Are spaces and places of consumption actually laden with significance? Or are they simply the last shared experience we have left to talk about? (and is that all that makes them significant?) Despite being one of the most consistent tropes of our inherited critical landscape, it is sometimes hard to dinstinguish the gesture towards consumption - the passing or even sustained acknowledgment of its prominence is what passes for public life - from its critque. When the culture industry displays even the slightest hint of self-consciouness, by setting a zombie movie in a mall, say, everyone trips over each other proving what a cheap critical date they are; tittering on and on in an embarassing state of metaphoria.

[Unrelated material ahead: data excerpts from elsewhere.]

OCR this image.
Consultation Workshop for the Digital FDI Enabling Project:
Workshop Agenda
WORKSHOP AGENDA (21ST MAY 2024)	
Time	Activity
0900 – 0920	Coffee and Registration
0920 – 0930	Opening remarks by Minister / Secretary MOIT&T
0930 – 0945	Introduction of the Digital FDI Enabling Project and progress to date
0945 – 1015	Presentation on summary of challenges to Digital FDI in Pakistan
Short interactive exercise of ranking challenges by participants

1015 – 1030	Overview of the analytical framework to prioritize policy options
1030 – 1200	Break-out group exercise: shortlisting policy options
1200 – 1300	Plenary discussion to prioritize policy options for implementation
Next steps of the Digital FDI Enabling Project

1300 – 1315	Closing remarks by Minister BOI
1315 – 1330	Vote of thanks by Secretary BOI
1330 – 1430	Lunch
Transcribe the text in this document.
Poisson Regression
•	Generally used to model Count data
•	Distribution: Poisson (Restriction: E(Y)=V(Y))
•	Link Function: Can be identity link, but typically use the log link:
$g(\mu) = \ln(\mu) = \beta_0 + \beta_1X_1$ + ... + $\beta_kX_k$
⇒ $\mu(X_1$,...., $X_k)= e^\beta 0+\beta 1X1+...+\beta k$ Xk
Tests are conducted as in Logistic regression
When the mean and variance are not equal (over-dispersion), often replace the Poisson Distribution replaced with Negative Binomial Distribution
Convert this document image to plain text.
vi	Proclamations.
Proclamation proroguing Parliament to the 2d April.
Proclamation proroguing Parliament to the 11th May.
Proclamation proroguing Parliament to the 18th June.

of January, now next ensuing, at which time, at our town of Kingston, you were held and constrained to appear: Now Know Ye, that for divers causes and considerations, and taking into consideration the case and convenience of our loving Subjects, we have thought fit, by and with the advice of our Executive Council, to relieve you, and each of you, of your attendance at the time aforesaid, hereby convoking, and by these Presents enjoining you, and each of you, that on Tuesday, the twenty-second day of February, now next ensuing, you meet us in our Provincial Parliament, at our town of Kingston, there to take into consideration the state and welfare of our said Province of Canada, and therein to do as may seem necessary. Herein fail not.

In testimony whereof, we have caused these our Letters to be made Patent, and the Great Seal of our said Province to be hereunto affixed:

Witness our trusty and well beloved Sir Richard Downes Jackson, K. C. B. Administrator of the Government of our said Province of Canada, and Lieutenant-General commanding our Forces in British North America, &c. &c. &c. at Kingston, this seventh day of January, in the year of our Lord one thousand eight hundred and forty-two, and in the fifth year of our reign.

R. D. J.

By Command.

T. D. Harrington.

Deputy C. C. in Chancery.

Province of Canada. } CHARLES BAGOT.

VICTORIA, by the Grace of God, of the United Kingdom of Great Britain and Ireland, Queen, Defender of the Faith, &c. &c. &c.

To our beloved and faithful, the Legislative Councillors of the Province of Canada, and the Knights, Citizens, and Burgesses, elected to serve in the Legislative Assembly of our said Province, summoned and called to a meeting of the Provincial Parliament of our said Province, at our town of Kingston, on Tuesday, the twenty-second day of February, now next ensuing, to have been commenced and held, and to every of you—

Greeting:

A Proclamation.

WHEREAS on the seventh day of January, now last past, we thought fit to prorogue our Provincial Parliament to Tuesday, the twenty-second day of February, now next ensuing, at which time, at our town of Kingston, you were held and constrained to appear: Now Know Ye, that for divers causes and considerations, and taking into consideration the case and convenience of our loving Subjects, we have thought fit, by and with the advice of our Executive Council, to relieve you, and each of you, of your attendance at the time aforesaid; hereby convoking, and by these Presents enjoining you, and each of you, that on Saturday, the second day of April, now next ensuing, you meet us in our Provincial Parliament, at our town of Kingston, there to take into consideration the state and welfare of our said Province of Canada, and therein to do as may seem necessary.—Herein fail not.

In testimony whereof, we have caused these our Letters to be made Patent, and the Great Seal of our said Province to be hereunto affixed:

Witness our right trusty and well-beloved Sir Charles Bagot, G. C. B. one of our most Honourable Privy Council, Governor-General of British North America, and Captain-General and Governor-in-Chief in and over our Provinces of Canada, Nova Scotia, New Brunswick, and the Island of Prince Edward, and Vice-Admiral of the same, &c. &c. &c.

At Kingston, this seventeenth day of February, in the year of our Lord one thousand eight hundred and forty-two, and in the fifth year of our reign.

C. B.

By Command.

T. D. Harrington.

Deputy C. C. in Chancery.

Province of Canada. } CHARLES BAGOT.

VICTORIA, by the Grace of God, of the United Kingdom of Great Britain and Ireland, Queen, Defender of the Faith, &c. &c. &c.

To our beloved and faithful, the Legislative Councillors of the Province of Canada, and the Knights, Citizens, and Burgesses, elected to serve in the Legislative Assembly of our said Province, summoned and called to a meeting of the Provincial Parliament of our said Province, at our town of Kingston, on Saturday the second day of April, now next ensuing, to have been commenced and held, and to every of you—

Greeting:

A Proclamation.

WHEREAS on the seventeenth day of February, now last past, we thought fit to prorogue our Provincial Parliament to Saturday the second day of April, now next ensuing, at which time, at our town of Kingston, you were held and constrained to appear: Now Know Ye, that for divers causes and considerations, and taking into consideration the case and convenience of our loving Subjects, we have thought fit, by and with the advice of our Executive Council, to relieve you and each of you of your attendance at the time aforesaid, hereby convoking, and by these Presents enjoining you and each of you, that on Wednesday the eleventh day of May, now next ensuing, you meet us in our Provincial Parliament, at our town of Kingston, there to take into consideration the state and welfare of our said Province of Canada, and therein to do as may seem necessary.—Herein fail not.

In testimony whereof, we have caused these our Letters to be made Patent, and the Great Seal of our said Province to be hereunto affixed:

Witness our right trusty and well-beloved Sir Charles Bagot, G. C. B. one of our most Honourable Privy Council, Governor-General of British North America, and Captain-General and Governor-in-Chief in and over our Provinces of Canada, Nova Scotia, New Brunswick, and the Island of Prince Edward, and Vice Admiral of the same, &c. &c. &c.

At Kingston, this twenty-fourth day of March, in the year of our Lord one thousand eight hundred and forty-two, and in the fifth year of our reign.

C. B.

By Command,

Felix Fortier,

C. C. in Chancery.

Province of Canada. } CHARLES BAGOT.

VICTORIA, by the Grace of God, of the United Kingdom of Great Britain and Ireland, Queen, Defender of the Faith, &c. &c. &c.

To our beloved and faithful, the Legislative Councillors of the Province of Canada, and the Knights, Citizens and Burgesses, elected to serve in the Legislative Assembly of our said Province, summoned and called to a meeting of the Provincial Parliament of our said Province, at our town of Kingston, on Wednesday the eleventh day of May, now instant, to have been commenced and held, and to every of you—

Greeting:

The flip side is those rare occassions when certain brands actually do cross over from the background noise of advertising into something approaching cultural significance, a moment marked by their appearance in conversation alongside media personalities, tv shows, and anything else whose personal space they would typcially have to pay to share. IKEA is such a cross-over phenomenon, straddling the line between shopping and lived experience just a little more convincingly than its competitors. Its strangely cheap. Its tinged with a foregin exoticism. It has food. It is also, for a certain segment of the population, a nearly universal pilgramage. No doubt it is this rare appearence of somthing like universalism that Guy Ben-Ner targets in his video work, Stealing Beauty installing himself and his family in a series of IKEAs throughout the world, attempting to wring comedy from the juxtaposition of a real familiy in a fabricated place. Ben-Ner will discuss this, and other work, tommorow at the Guggenheim.